Actually, my very Catholic source says 33,000. But once it gets that high, what's the difference?

"The question should be, “Is there a church or denomination that is preaching Christ and His gospel truthfully from the Bible?” If anyone is a part of a church that preaches a false gospel, we should try to call that church back to the truth (or call them to the truth for the first time), but if the church will not, we must divorce ourselves from that assembly and find one that does preach the gospel. That is the historical reason why people have left the Catholic church or other denominations – in an attempt to preserve and proclaim the gospel."

Do you really think it's God's will that His people should split up into as many as 33,000 different churches? Don't you think that we should adhere to the scriptures?:

John 10:16 - there shall be one fold and one shepherd
Romans 16:17 - avoid those who create dissentions
1 Corinthians 1:10 - I urge that there be no divisions among you

EJ said...

Ryan – Your first comment regarding James 2 and the faith/works issue, you may or may not have read the way that I have attempted to articulate my position. I encourage you to read the following two articles:

the Contender: Is Turning from Sin Legalism?

the Contender: Repentance and Faith: two necessary sides of the same saving coin

These articles were written in opposition to some Protestants who are promoting a “cheap grace” or “easy believism” which hold the position that as long as one prays a prayer one time and they have no fruit (the fruits that accompany a believer are good works) - no evidence of being born again – that these people are truly saved. I reject that notion and believe that we are saved by God’s grace alone through faith alone in Christ alone, and that the necessary result of being saved in this way is good works.

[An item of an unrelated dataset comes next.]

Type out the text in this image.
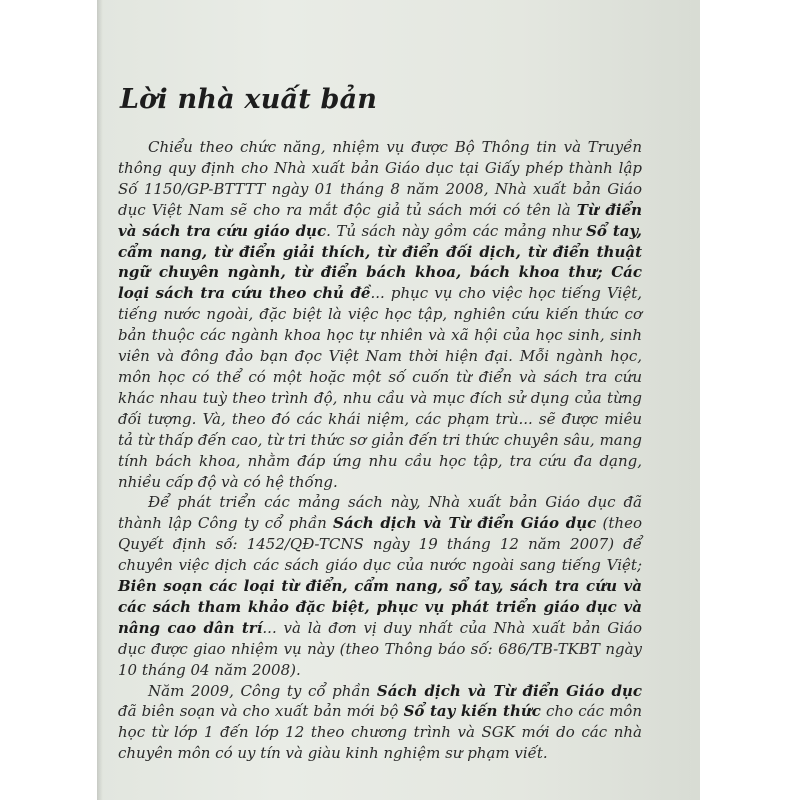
Lời nhà xuất bản

Chiểu theo chức năng, nhiệm vụ được Bộ Thông tin và Truyền thông quy định cho Nhà xuất bản Giáo dục tại Giấy phép thành lập Số 1150/GP-BTTTT ngày 01 tháng 8 năm 2008, Nhà xuất bản Giáo dục Việt Nam sẽ cho ra mắt độc giả tủ sách mới có tên là Từ điển và sách tra cứu giáo dục. Tủ sách này gồm các mảng như Sổ tay, cẩm nang, từ điển giải thích, từ điển đối dịch, từ điển thuật ngữ chuyên ngành, từ điển bách khoa, bách khoa thư; Các loại sách tra cứu theo chủ đề... phục vụ cho việc học tiếng Việt, tiếng nước ngoài, đặc biệt là việc học tập, nghiên cứu kiến thức cơ bản thuộc các ngành khoa học tự nhiên và xã hội của học sinh, sinh viên và đông đảo bạn đọc Việt Nam thời hiện đại. Mỗi ngành học, môn học có thể có một hoặc một số cuốn từ điển và sách tra cứu khác nhau tuỳ theo trình độ, nhu cầu và mục đích sử dụng của từng đối tượng. Và, theo đó các khái niệm, các phạm trù... sẽ được miêu tả từ thấp đến cao, từ tri thức sơ giản đến tri thức chuyên sâu, mang tính bách khoa, nhằm đáp ứng nhu cầu học tập, tra cứu đa dạng, nhiều cấp độ và có hệ thống.

Để phát triển các mảng sách này, Nhà xuất bản Giáo dục đã thành lập Công ty cổ phần Sách dịch và Từ điển Giáo dục (theo Quyết định số: 1452/QĐ-TCNS ngày 19 tháng 12 năm 2007) để chuyên việc dịch các sách giáo dục của nước ngoài sang tiếng Việt; Biên soạn các loại từ điển, cẩm nang, sổ tay, sách tra cứu và các sách tham khảo đặc biệt, phục vụ phát triển giáo dục và nâng cao dân trí... và là đơn vị duy nhất của Nhà xuất bản Giáo dục được giao nhiệm vụ này (theo Thông báo số: 686/TB-TKBT ngày 10 tháng 04 năm 2008).

Năm 2009, Công ty cổ phần Sách dịch và Từ điển Giáo dục đã biên soạn và cho xuất bản mới bộ Sổ tay kiến thức cho các môn học từ lớp 1 đến lớp 12 theo chương trình và SGK mới do các nhà chuyên môn có uy tín và giàu kinh nghiệm sư phạm viết.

However, I do agree with my “cheap grace” opponents, who are in opposition to the Roman view, that these same works do not contribute to justification (i.e. the declaration of a sinner to be “not guilty” before God based on the imputed righteousness of Christ), but that they are part of the process of sanctification.

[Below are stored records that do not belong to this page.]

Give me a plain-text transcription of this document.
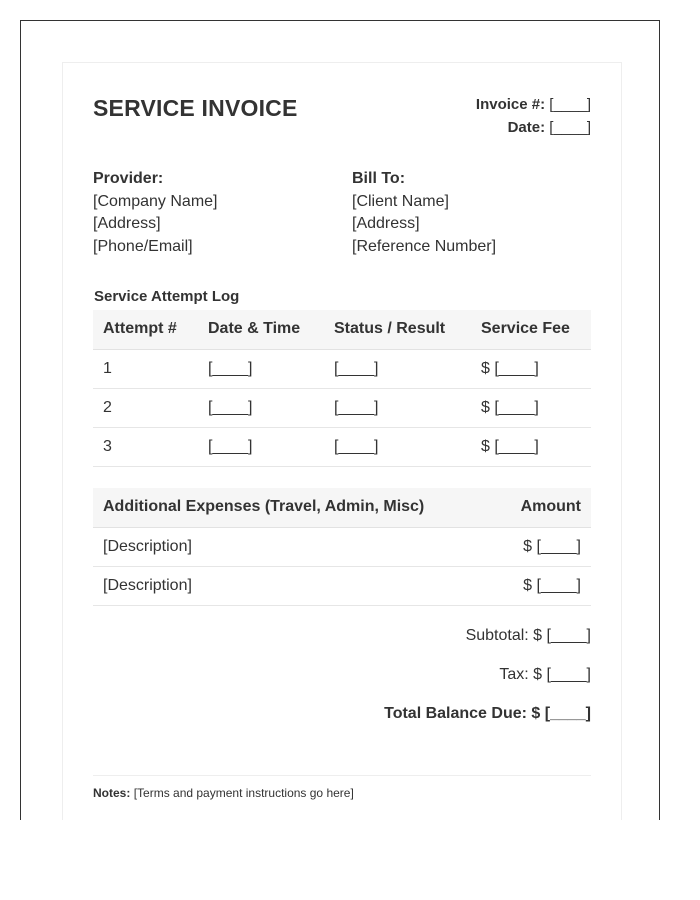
SERVICE INVOICE	Invoice #: [____]
Date: [____]
Provider:
[Company Name]
[Address]
[Phone/Email]
Bill To:
[Client Name]
[Address]
[Reference Number]
Service Attempt Log
Attempt #	Date & Time	Status / Result	Service Fee
1	[____]	[____]	$ [____]
2	[____]	[____]	$ [____]
3	[____]	[____]	$ [____]
Additional Expenses (Travel, Admin, Misc)	Amount
[Description]	$ [____]
[Description]	$ [____]
Subtotal: $ [____]
Tax: $ [____]
Total Balance Due: $ [____]
Notes: [Terms and payment instructions go here]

I am writing a new post to try and paint this issue in a more clear light.

As to the denominational issue…

The Church (the Bride of Christ, those whose names have been written down in the book of life) has always been told to watch out for wolves in sheep’s clothing and to discern what the teachers are saying, because they may be corrupt and wrong. If these teachers are able to gain the primary positions of authority in a church, we can no longer sit under their tutelage, and must fellowship with the saints under correct and biblical instruction. Is it unfortunate that there are so many denominations? Yes. However one of the more recent events that I can recall where the brevity of the Church was seen was at the “Together for the Gospel” conference in Louisville Kentucky. At this conference, men (mostly pastors) from all sorts of liturgical backgrounds and various theological schools (differences in eschatology, ecclesiology, pneumatology, etc) gathered together to celebrate their common agreement on the foundational doctrines of the church – that of Christ and the Gospel!